This Gingerbread Apple Cranberry Vegan Pie is the perfect sweet edition to the Fall season. Safely wrapped in a flaky, gingerbread crust and bursting with sweet-tart flavors from the apples and cranberry, this pie is a sure crowd pleaser, making this recipe the ultimate beginning of a sweet Fall season!
In a large bowl, add the organic all-purpose flour, organic whole wheat pastry flour, pure cane sugar cinnamon, ginger, and nutmeg, whisking them together until well combined. Add cold cubed vegan butter, blending it into the dry ingredients using a pastry blender (or 2 forks), until mixture resembles "peas".
In a measuring cup or medium cup, mix together the cold water and molasses until well incorporated.
Add the lemon juice to the dry ingredients and then slowly pour the water-molasses mixtures into the dry ingredients, kneading the dough with your hands until is becomes elastic and not too wet or too dry.
Once you're able to form it into a ball, cut in half into 2 separate balls and wrap them in plastic wrap (individually) and refrigerate for 1 hour (minimum), up to 1 and a half hours or of course overnight.
Remove dough balls from the refrigerator and place them on a lightly floured surface. Roll out first dough ball (not making it too thin), about 1/2-inch thick and gently placing it in your pie crust baking pan; working it around evenly. Next roll out 2nd dough ball (about the same thickness as first one) and leave it there until ready to use.
Preheat your oven to 375 degrees Fahrenheit.
Add the pure maple syrup, lemon juice, organic brown sugar, cinnamon, arrowroot starch, nutmeg and sea salt to a large bowl and stir well so that the mixture is combined completely. Then add sliced apples and cranberries and toss with a spatula so that they are evenly coated in the mixture. Add everything to your prepared pie crust and evenly spread.

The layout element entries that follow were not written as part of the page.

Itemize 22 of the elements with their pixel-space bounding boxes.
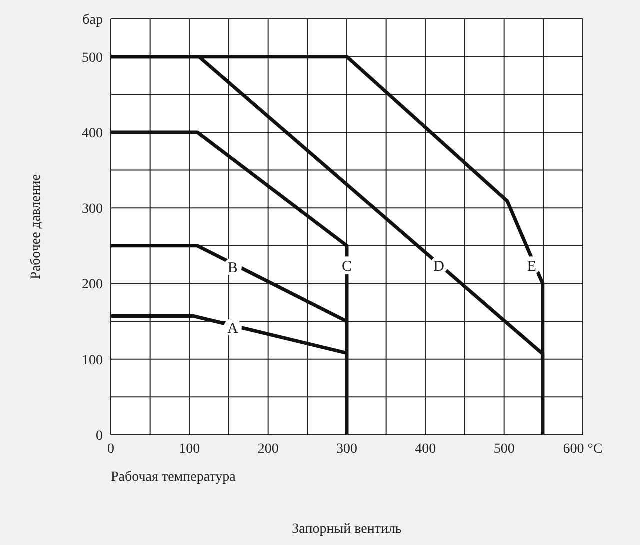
- x-axis-title: Рабочая температура: [111, 470, 236, 486]
- x-tick-label: 200: [258, 442, 279, 457]
- x-tick-label: 300: [336, 442, 358, 457]
- annotation: D: [434, 258, 445, 275]
- x-tick-label: 500: [494, 442, 515, 457]
- y-tick-label: 400: [82, 126, 103, 142]
- y-tick-label: 0: [96, 428, 103, 444]
- annotation: C: [342, 258, 352, 275]
- annotation: A: [228, 320, 239, 337]
- x-tick-label: 600 °C: [563, 442, 603, 457]
- y-tick-label: 100: [82, 353, 103, 368]
- y-axis-title: Рабочее давление: [28, 174, 44, 280]
- y-tick-label: 300: [82, 202, 103, 218]
- annotation: B: [228, 260, 238, 276]
- y-tick-label: бар: [82, 12, 103, 28]
- x-tick-label: 100: [179, 442, 200, 457]
- y-tick-label: 500: [82, 50, 103, 66]
- x-tick-label: 400: [415, 442, 436, 457]
- annotation: E: [527, 258, 536, 275]
- y-tick-label: 200: [82, 278, 103, 293]
- text: Запорный вентиль: [291, 522, 403, 538]
- x-tick-label: 0: [108, 442, 114, 457]
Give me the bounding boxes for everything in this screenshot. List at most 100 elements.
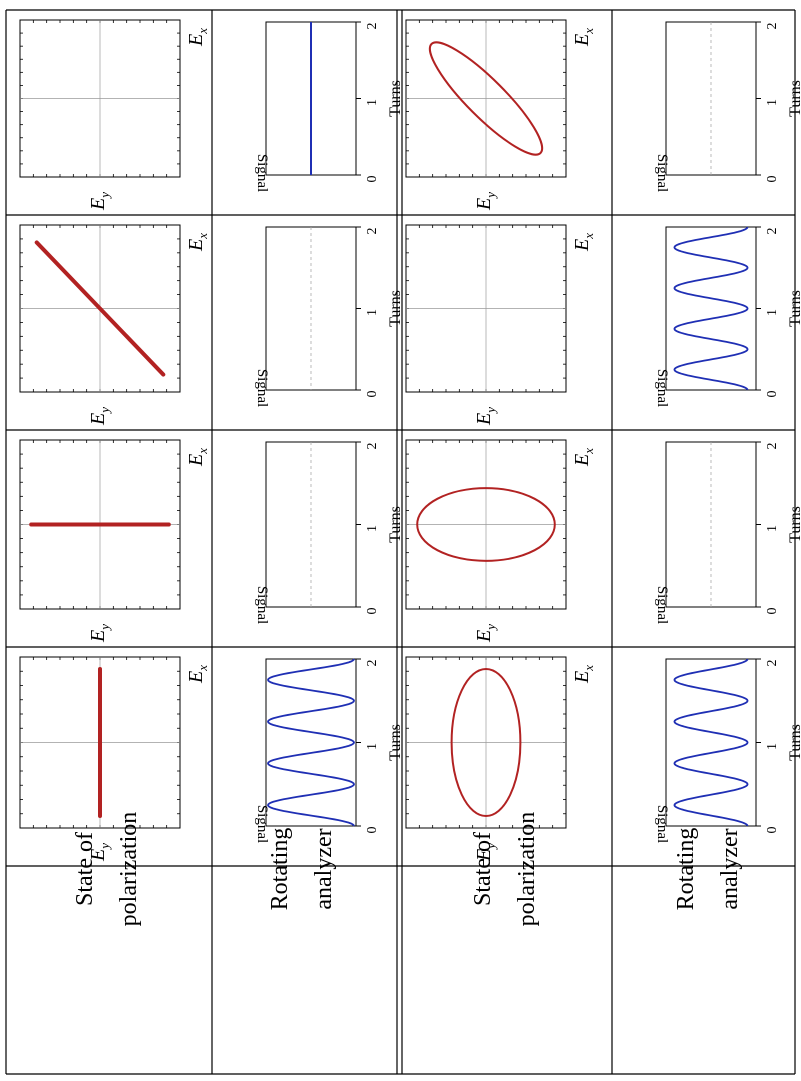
row-label-state-2-line1: State of (470, 832, 496, 906)
analyzer-panel: 0 1 2 Turns Signal (654, 226, 801, 407)
signal-axis-label: Signal (654, 369, 670, 407)
turns-axis-label: Turns (787, 724, 801, 761)
row-label-state-1-line2: polarization (116, 812, 142, 927)
polarization-panel: Ey Ex (405, 439, 596, 643)
ey-axis-subscript: y (97, 407, 112, 415)
turn-tick-label: 2 (765, 228, 780, 235)
turn-tick-label: 2 (765, 443, 780, 450)
signal-curve (267, 658, 355, 827)
panels: EyExEyExEyExEyExEyExEyExEyExEyEx012Turns… (19, 19, 801, 862)
turn-tick-label: 2 (765, 660, 780, 667)
ey-axis-subscript: y (483, 407, 498, 415)
signal-axis-label: Signal (654, 586, 670, 624)
analyzer-panel: 0 1 2 Turns Signal (654, 21, 801, 192)
turn-tick-label: 2 (765, 23, 780, 30)
ey-axis-label: Ey (473, 192, 498, 211)
row-label-analyzer-2-line1: Rotating (673, 828, 699, 911)
analyzer-panel: 0 1 2 Turns Signal (254, 441, 404, 624)
signal-axis-label: Signal (254, 369, 270, 407)
turns-axis-label: Turns (387, 290, 404, 327)
turn-tick-label: 0 (365, 176, 380, 183)
turns-axis-label: Turns (387, 506, 404, 543)
turn-tick-label: 1 (765, 525, 780, 532)
polarization-panel: Ey Ex (19, 19, 210, 211)
ex-axis-label: Ex (185, 233, 210, 252)
polarization-panel: Ey Ex (19, 439, 210, 643)
ex-axis-subscript: x (195, 448, 210, 455)
turn-tick-label: 1 (765, 99, 780, 106)
turn-tick-label: 1 (365, 99, 380, 106)
ey-axis-label: Ey (473, 624, 498, 643)
row-label-state-1-line1: State of (72, 832, 98, 906)
ey-axis-subscript: y (97, 624, 112, 632)
ey-axis-subscript: y (483, 192, 498, 200)
signal-axis-label: Signal (254, 805, 270, 843)
turn-tick-label: 1 (765, 743, 780, 750)
turn-tick-label: 0 (365, 827, 380, 834)
turns-axis-label: Turns (387, 724, 404, 761)
turn-tick-label: 0 (365, 391, 380, 398)
analyzer-panel: 0 1 2 Turns Signal (654, 658, 801, 843)
analyzer-panel: 0 1 2 Turns Signal (254, 21, 404, 192)
polarization-panel: Ey Ex (405, 224, 596, 426)
turn-tick-label: 2 (365, 23, 380, 30)
analyzer-panel: 0 1 2 Turns Signal (254, 658, 404, 843)
ey-axis-subscript: y (97, 192, 112, 200)
polarization-trace (428, 41, 544, 156)
ex-axis-subscript: x (581, 665, 596, 672)
turns-axis-label: Turns (787, 80, 801, 117)
polarization-trace (416, 487, 556, 562)
ex-axis-label: Ex (185, 665, 210, 684)
turn-tick-label: 2 (365, 228, 380, 235)
polarization-trace (34, 240, 166, 377)
ey-axis-subscript: y (483, 624, 498, 632)
ex-axis-label: Ex (571, 448, 596, 467)
turn-tick-label: 0 (765, 176, 780, 183)
signal-curve (673, 658, 749, 827)
turn-tick-label: 1 (365, 525, 380, 532)
turns-axis-label: Turns (387, 80, 404, 117)
ex-axis-subscript: x (581, 28, 596, 35)
table-grid (5, 9, 796, 1075)
analyzer-panel: 0 1 2 Turns Signal (254, 226, 404, 407)
turn-tick-label: 0 (765, 608, 780, 615)
ex-axis-label: Ex (185, 28, 210, 47)
turn-tick-label: 0 (365, 608, 380, 615)
row-label-state-2-line2: polarization (514, 812, 540, 927)
signal-axis-label: Signal (654, 805, 670, 843)
turn-tick-label: 1 (365, 743, 380, 750)
ey-axis-label: Ey (87, 192, 112, 211)
turn-tick-label: 0 (765, 827, 780, 834)
signal-curve (673, 226, 749, 391)
ex-axis-subscript: x (195, 28, 210, 35)
polarization-trace (450, 667, 522, 818)
signal-axis-label: Signal (654, 154, 670, 192)
polarization-panel: Ey Ex (19, 224, 210, 426)
ex-axis-subscript: x (581, 233, 596, 240)
row-label-analyzer-2-line2: analyzer (717, 828, 743, 909)
ey-axis-label: Ey (473, 407, 498, 426)
ex-axis-subscript: x (195, 233, 210, 240)
ey-axis-subscript: y (483, 843, 498, 851)
plot-frame (665, 21, 757, 176)
ey-axis-subscript: y (97, 843, 112, 851)
ex-axis-subscript: x (581, 448, 596, 455)
ex-axis-label: Ex (571, 233, 596, 252)
ex-axis-subscript: x (195, 665, 210, 672)
row-label-analyzer-1-line2: analyzer (311, 828, 337, 909)
turn-tick-label: 1 (365, 309, 380, 316)
signal-axis-label: Signal (254, 154, 270, 192)
turns-axis-label: Turns (787, 506, 801, 543)
ey-axis-label: Ey (87, 624, 112, 643)
turns-axis-label: Turns (787, 290, 801, 327)
analyzer-panel: 0 1 2 Turns Signal (654, 441, 801, 624)
ey-axis-label: Ey (87, 407, 112, 426)
row-label-analyzer-1-line1: Rotating (267, 828, 293, 911)
turn-tick-label: 2 (365, 443, 380, 450)
ex-axis-label: Ex (185, 448, 210, 467)
turn-tick-label: 1 (765, 309, 780, 316)
ex-axis-label: Ex (571, 28, 596, 47)
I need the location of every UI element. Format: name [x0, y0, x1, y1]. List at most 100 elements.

Now go back to your set aside flattened pie crust dough and using a sharp knife or pastry cutter, cut dough (longways) into stripes and create a nice design for the top crust and place them individually on top. **NOTE: I twisted each stripe and laid them out diagonally, overlapping as well.** Make sure to pinch each end together with bottom crust to ensure that both top and bottom crust stay in tact. Be sure to do any folding or tucking for any excess pie crust. Then using the last two strips from the dough, twist and add it around the edges of the pie until fully all around.
Once done, lightly brush the top of pie crust with melted vegan butter and place in the oven to bake for 45 minutes to 1 hour, until top is golden brown and fruits are bubbling through. Remove from the oven and let it cool for 10-15 minutes. Slice your pie and serve with a few scoops of vegan ice cream, if desired.
FOOD PROCESSOR FOR CRUST: If using a food processor to incorporate water to flour/butter mixture, ONLY ADD 1/4 cup of water AT A TIME to your dough, keeping it on “pulse” to avoid the dough from breaking down too much and it becoming “watery”. With this method, you may not need the entire 1 cup of water.
TIPS FOR THE PERFECT PIE CRUST: Be sure to read tips within the post!
STORAGE: Keep leftover pie tightly wrapped with heavy duty plastic wrap or foil and refrigerated for 3-4 days. Re-heat each slice when serving.